Metáfora Transcendental: 'Seixos' e 'Homens'

“Sentir, pensar, escrever… comunicar-me com os demais, é este meu modo de viver: SER, humanamente SER e tentar sempre transcender-me…”

Antes do por do sol, quando as cores douradas começavam a bailar diante dos seus olhos e os pássaros cantavam sua última canção, ela passeava às margens do rio da sua cidade natal e deliciava-se com as fragrâncias que exalavam das plantas, da terra e do rio naquela hora sempre especial do dia …

Com a alma em paz, sentou-se sobre uma das pedras que lhe parecia confortável, deixou-se molhar os pés pela límpida e refrescante água, e pôs-se a olhar seu fluir tranquilo, como provavelmente têm feito desde tempos que desconhecia.

O Sol inflectia em diagonal seus raios morrentes sobre o dourado rio, o que mais ainda revelava toda a sua beleza.

Seixos únicos, coloridos, gizados, brilhavam repousados na areia – pareciam estrelas da terra a, antecipadamente, harmonizar-se às que em breve surgiriam nos céus … Alguns eram forrados por vivo, suave e aveludado musgo … Não importavam suas formas – se ovais ou elípticas: assemelhavam-se a jóias incrustadas na areia, a mostrar sua natureza única.

Inclinou-se e acariciou um deles. Não resistiu: pegou-o e sentiu nas mãos sua lisa superfície. Tê-lo assim suavemente, fez emergir de si, pensamentos transcendentais que fluíam sem pressa, como o rio a seus pés.

Perguntou-se quanto tempo teria passado desde que, em sendo pedra, foram aos poucos suas arestas buriladas, até o momento específico em que ela então o tinha nas mãos, em sua perfeita forma oval? Quantos milhares de anos? … Milhões de anos? …
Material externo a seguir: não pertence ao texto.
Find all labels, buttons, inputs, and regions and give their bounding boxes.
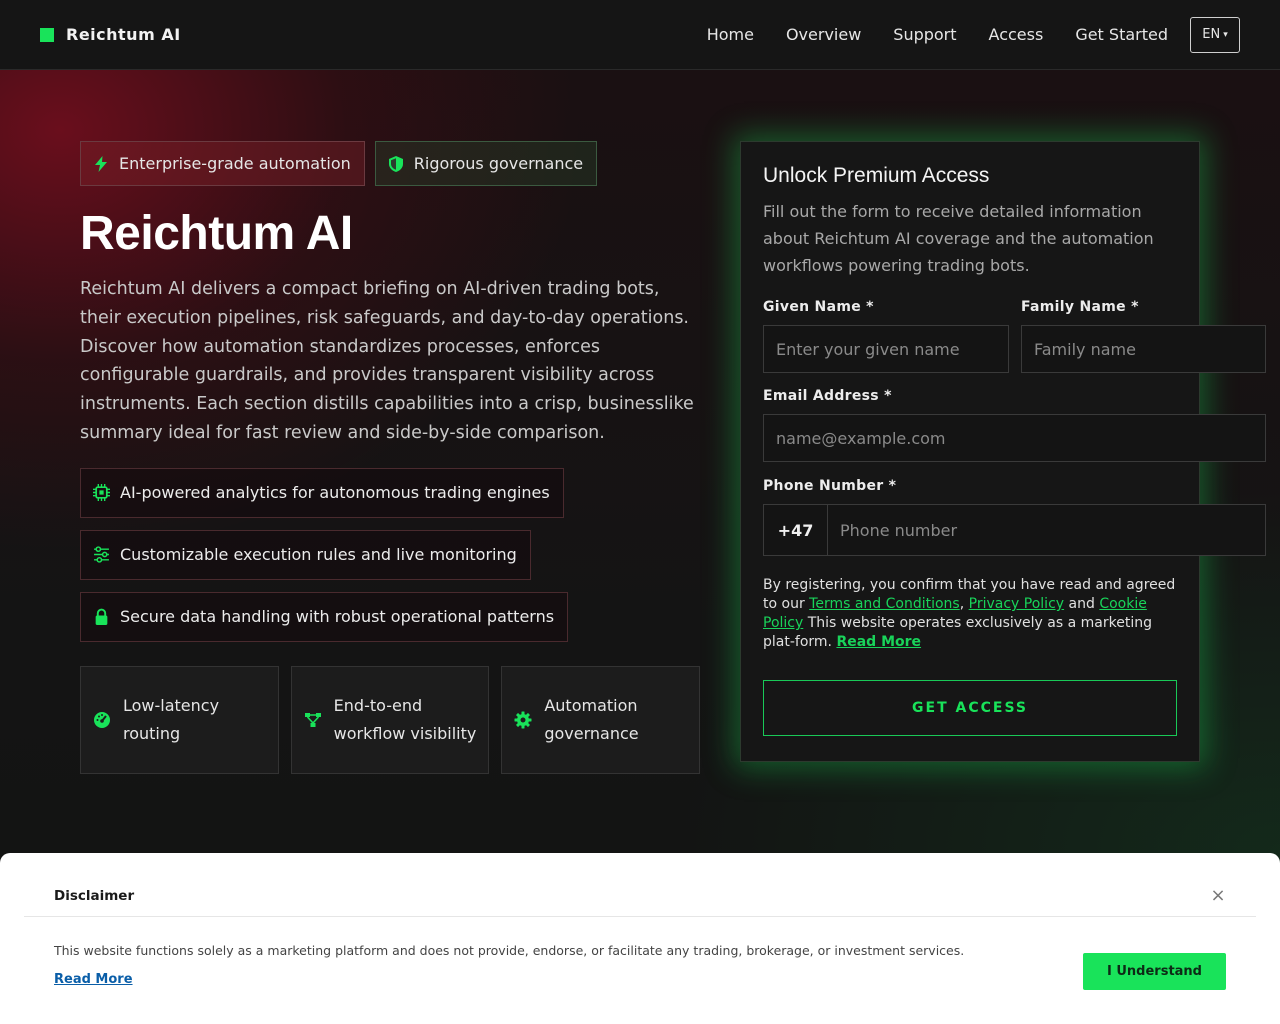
terms-link[interactable]: Terms and Conditions [809,596,960,612]
i-understand-button[interactable]: I Understand [1083,953,1226,990]
top-navbar: Reichtum AI Home Overview Support Access… [0,0,1280,70]
form-read-more-link[interactable]: Read More [836,634,921,650]
name-row: Given Name * Family Name * [763,299,1266,373]
form-subtitle: Fill out the form to receive detailed in… [763,202,1154,275]
nav-links: Home Overview Support Access Get Started… [707,16,1240,53]
form-title: Unlock Premium Access [763,164,990,187]
family-name-input[interactable] [1021,325,1266,373]
capability-card: Low-latency routing [80,665,279,774]
lock-icon [95,608,108,626]
disclaimer-banner: Disclaimer × This website functions sole… [0,853,1280,1024]
nav-link-home[interactable]: Home [707,25,754,44]
chip-icon [93,484,110,502]
capability-cards: Low-latency routing End-to-end workflow … [80,665,701,774]
badge-governance: Rigorous governance [374,141,598,186]
feature-label: Customizable execution rules and live mo… [120,545,517,565]
card-label: Automation governance [544,696,639,743]
card-label: End-to-end workflow visibility [333,696,477,743]
shield-icon [388,155,403,172]
feature-label: Secure data handling with robust operati… [120,607,555,627]
legal-text: By registering, you confirm that you hav… [763,576,1178,652]
disclaimer-title: Disclaimer [54,888,135,904]
card-label: Low-latency routing [123,696,220,743]
given-name-label: Given Name * [763,299,874,315]
feature-item: AI-powered analytics for autonomous trad… [80,467,564,518]
capability-card: End-to-end workflow visibility [290,665,490,774]
workflow-icon [304,712,321,727]
divider [24,916,1256,917]
legal-comma: , [959,596,969,612]
page-title: Reichtum AI [80,207,353,260]
close-icon[interactable]: × [1208,886,1228,906]
disclaimer-text: This website functions solely as a marke… [54,943,965,958]
feature-item: Secure data handling with robust operati… [80,591,569,642]
logo-text: Reichtum AI [66,25,181,44]
bolt-icon [95,155,107,172]
feature-item: Customizable execution rules and live mo… [80,529,531,580]
email-label: Email Address * [763,388,892,404]
phone-country-code[interactable]: +47 [764,505,828,555]
feature-label: AI-powered analytics for autonomous trad… [120,483,550,503]
email-input[interactable] [763,414,1266,462]
phone-field-group: Phone Number * +47 [763,478,1266,556]
capability-card: Automation governance [501,665,701,774]
logo-square-icon [40,27,54,42]
language-label: EN [1202,27,1221,42]
nav-link-overview[interactable]: Overview [786,25,861,44]
hero-content: Enterprise-grade automation Rigorous gov… [80,141,701,774]
legal-and: and [1064,596,1100,612]
gear-icon [514,711,532,729]
given-name-input[interactable] [763,325,1009,373]
badge-label: Enterprise-grade automation [119,154,351,173]
get-access-button[interactable]: GET ACCESS [763,680,1177,736]
given-name-field-group: Given Name * [763,299,1009,373]
family-name-label: Family Name * [1021,299,1139,315]
gauge-icon [94,711,110,728]
email-field-group: Email Address * [763,388,1266,462]
privacy-link[interactable]: Privacy Policy [969,596,1064,612]
sliders-icon [94,546,109,563]
feature-list: AI-powered analytics for autonomous trad… [80,467,700,642]
nav-link-get-started[interactable]: Get Started [1075,25,1168,44]
caret-down-icon: ▾ [1223,29,1228,40]
phone-label: Phone Number * [763,478,897,494]
phone-input[interactable] [828,505,1265,555]
nav-link-access[interactable]: Access [989,25,1044,44]
nav-link-support[interactable]: Support [893,25,956,44]
family-name-field-group: Family Name * [1021,299,1266,373]
signup-form: Unlock Premium Access Fill out the form … [740,141,1266,762]
hero-badges: Enterprise-grade automation Rigorous gov… [80,141,700,186]
phone-input-group: +47 [763,504,1266,556]
badge-label: Rigorous governance [413,154,584,173]
hero-description: Reichtum AI delivers a compact briefing … [80,279,694,443]
legal-suffix: This website operates exclusively as a m… [763,615,1152,650]
disclaimer-read-more-link[interactable]: Read More [54,972,133,987]
language-selector[interactable]: EN ▾ [1190,16,1240,53]
badge-automation: Enterprise-grade automation [80,141,365,186]
logo[interactable]: Reichtum AI [40,25,181,44]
E mais… quanto tempo ainda deverá passar até que, de seixo virá a ser areia? … Pó? … Deixará mesmo de existir? …

………………………..

“Como as pedras vão diminuindo de tamanho com o transcorrer do tempo, pela erosão”, pensou: “metamorfose semelhante certamente ocorre também com os homens”… Mas, na realidade, a maioria deles não percebem isso … Não compreendem que deveriam estar a perquirir a transcendência… a buscar o aprimoramento sob todos os seus aspectos… Sequer entendem que não são ainda ‘humanos’: têm apenas sua forma física carecem a essência…

Indagou-se ensimesmada: “Quantas vidas seriam necessárias para que viessem a transformar-se realmente em ‘seres humanos’ ? Teriam mesmo como sê-lo, algum dia?”...
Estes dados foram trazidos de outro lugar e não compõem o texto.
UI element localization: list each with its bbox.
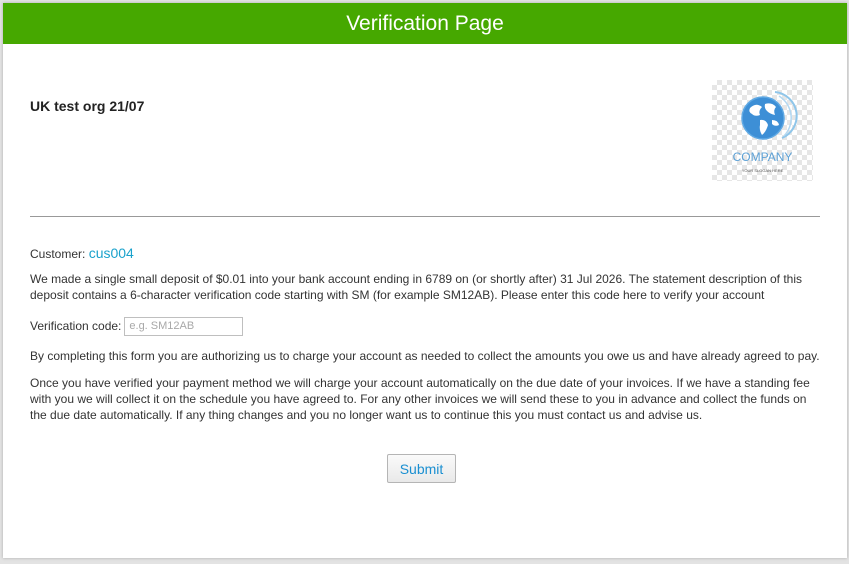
authorization-message: By completing this form you are authoriz… [30,349,820,363]
deposit-message: We made a single small deposit of $0.01 … [30,272,803,302]
customer-id: cus004 [88,245,134,261]
globe-logo-icon [741,91,798,140]
submit-button[interactable]: Submit [387,454,456,483]
page-header: Verification Page [3,3,847,44]
customer-line: Customer: cus004 [30,245,820,262]
customer-label: Customer: [30,247,86,261]
page-title: Verification Page [346,12,504,35]
verification-content: Customer: cus004 We made a single small … [30,245,820,434]
schedule-message: Once you have verified your payment meth… [30,376,810,422]
divider [30,216,820,217]
verification-code-row: Verification code: [30,314,820,338]
verification-code-label: Verification code: [30,319,122,333]
company-logo: COMPANY YOUR SLOGAN HERE [712,80,813,181]
logo-text: COMPANY [732,150,793,164]
verification-code-input[interactable] [124,316,244,336]
org-name: UK test org 21/07 [30,98,145,114]
logo-tagline: YOUR SLOGAN HERE [741,168,784,173]
verification-page: Verification Page UK test org 21/07 COMP… [3,3,847,558]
Mirna Cavalcanti de Albuquerque

NOTA REAL

Considerando-se que a população mundial já atingiu mais do que sete bilhões de pessoas e que milhões delas sobrevivem em condições sub-humanas, com pouco ou nenhum tempo restante para aperfeiçoarem-se espiritualmente, pois mal conseguem sobreviver no seu duro dia-a-dia…
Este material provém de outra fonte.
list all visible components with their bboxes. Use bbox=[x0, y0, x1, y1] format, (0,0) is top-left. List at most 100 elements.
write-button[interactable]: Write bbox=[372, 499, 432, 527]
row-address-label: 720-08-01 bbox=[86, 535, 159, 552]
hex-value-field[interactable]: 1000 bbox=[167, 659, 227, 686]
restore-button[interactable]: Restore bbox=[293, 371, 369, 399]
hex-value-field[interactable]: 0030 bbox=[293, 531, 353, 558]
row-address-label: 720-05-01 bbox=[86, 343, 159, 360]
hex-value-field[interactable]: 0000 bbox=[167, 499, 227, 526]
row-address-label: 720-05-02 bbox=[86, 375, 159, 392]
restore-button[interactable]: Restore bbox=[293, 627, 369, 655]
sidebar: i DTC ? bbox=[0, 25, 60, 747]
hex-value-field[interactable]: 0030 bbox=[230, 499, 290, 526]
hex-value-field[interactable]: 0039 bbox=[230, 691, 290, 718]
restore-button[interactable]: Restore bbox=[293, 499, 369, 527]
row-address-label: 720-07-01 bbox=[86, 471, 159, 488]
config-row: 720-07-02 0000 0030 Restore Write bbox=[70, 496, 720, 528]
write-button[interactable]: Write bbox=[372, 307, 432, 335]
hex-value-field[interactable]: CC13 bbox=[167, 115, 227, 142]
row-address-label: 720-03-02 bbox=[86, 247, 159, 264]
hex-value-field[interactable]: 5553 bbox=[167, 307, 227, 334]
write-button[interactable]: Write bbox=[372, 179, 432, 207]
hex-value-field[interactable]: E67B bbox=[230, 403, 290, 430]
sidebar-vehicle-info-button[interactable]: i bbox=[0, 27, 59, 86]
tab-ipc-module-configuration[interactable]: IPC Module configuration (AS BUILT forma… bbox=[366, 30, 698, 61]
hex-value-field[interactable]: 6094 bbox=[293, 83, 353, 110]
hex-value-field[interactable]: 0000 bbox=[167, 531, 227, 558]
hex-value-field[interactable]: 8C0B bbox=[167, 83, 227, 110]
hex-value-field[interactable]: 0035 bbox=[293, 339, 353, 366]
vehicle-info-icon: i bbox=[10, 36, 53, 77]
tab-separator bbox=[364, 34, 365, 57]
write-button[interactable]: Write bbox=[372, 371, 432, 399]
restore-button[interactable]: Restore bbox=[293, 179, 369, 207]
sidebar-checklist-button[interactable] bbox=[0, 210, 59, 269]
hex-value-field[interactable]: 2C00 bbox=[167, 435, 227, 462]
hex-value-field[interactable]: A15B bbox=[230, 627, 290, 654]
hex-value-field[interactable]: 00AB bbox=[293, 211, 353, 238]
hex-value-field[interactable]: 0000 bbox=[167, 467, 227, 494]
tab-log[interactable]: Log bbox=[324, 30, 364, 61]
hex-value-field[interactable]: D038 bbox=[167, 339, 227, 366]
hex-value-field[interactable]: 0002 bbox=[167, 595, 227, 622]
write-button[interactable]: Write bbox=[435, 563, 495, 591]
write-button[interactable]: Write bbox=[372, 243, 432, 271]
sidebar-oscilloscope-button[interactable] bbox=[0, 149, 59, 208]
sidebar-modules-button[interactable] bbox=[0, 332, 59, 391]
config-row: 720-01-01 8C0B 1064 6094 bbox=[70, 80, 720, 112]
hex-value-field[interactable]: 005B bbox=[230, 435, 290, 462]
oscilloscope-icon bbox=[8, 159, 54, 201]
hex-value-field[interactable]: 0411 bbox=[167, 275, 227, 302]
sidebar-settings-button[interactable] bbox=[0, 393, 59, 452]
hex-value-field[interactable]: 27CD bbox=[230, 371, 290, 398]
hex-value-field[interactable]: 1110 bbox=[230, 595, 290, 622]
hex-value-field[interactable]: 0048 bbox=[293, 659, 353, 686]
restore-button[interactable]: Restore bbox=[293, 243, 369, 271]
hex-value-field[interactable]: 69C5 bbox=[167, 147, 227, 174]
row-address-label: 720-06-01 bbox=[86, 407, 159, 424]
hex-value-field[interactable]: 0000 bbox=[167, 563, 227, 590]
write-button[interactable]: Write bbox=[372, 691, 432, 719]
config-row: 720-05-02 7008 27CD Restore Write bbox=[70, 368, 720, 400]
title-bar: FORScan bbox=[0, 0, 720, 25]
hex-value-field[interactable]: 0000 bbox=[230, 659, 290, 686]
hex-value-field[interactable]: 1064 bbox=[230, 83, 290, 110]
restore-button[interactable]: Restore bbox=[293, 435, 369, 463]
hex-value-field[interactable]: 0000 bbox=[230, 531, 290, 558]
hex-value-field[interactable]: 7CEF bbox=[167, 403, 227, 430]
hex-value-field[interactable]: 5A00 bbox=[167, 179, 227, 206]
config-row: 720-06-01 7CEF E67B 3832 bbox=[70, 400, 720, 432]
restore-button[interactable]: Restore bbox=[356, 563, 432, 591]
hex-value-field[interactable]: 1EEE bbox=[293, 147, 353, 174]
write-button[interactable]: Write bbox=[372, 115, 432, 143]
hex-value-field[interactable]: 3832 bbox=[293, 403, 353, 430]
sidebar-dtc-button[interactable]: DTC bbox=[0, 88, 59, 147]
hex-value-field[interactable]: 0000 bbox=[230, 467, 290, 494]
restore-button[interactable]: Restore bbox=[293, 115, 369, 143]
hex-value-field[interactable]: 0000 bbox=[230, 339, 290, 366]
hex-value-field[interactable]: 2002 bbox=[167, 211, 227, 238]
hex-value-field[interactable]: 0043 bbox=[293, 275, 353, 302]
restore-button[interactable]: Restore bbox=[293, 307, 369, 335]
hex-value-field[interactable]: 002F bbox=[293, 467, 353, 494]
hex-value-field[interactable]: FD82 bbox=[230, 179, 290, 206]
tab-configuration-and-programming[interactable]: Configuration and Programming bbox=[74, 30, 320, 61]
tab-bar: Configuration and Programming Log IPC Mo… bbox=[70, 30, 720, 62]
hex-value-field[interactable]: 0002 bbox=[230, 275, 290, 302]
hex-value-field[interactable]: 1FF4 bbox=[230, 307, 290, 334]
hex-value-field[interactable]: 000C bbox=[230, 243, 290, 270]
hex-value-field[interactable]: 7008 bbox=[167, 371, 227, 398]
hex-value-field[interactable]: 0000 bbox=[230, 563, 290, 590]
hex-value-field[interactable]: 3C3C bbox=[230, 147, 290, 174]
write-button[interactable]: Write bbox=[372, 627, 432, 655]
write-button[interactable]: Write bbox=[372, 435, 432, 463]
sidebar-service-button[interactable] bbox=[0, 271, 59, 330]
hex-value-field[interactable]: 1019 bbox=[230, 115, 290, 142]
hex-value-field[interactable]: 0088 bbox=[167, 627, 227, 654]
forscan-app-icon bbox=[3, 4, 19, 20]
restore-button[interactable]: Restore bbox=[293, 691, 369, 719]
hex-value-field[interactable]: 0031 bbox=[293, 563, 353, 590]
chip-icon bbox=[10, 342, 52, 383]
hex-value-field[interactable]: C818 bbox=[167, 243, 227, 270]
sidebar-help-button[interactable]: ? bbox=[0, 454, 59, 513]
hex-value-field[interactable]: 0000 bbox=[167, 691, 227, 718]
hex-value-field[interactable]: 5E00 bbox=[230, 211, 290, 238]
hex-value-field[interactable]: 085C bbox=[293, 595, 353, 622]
Considerando-se ainda o fato de que os cujo padrão de vida é razoável, em sua maioria são regidos por crescente e assintótica ganância e, por assim ser, querem tornar-se mais e mais ricos… Onde o tempo para o espírito? São mesquinhos e materialistas demais para se preocuparem com ele – e muito menos com seus semelhantes….

Jamais serão seixos… restarão pedras brutas: talvez pela eternidade afora… (Ah! Metempsicose…)

Mirna Cavalcanti de Albuquerque Rio de Janeiro, 28 de abril de 2012.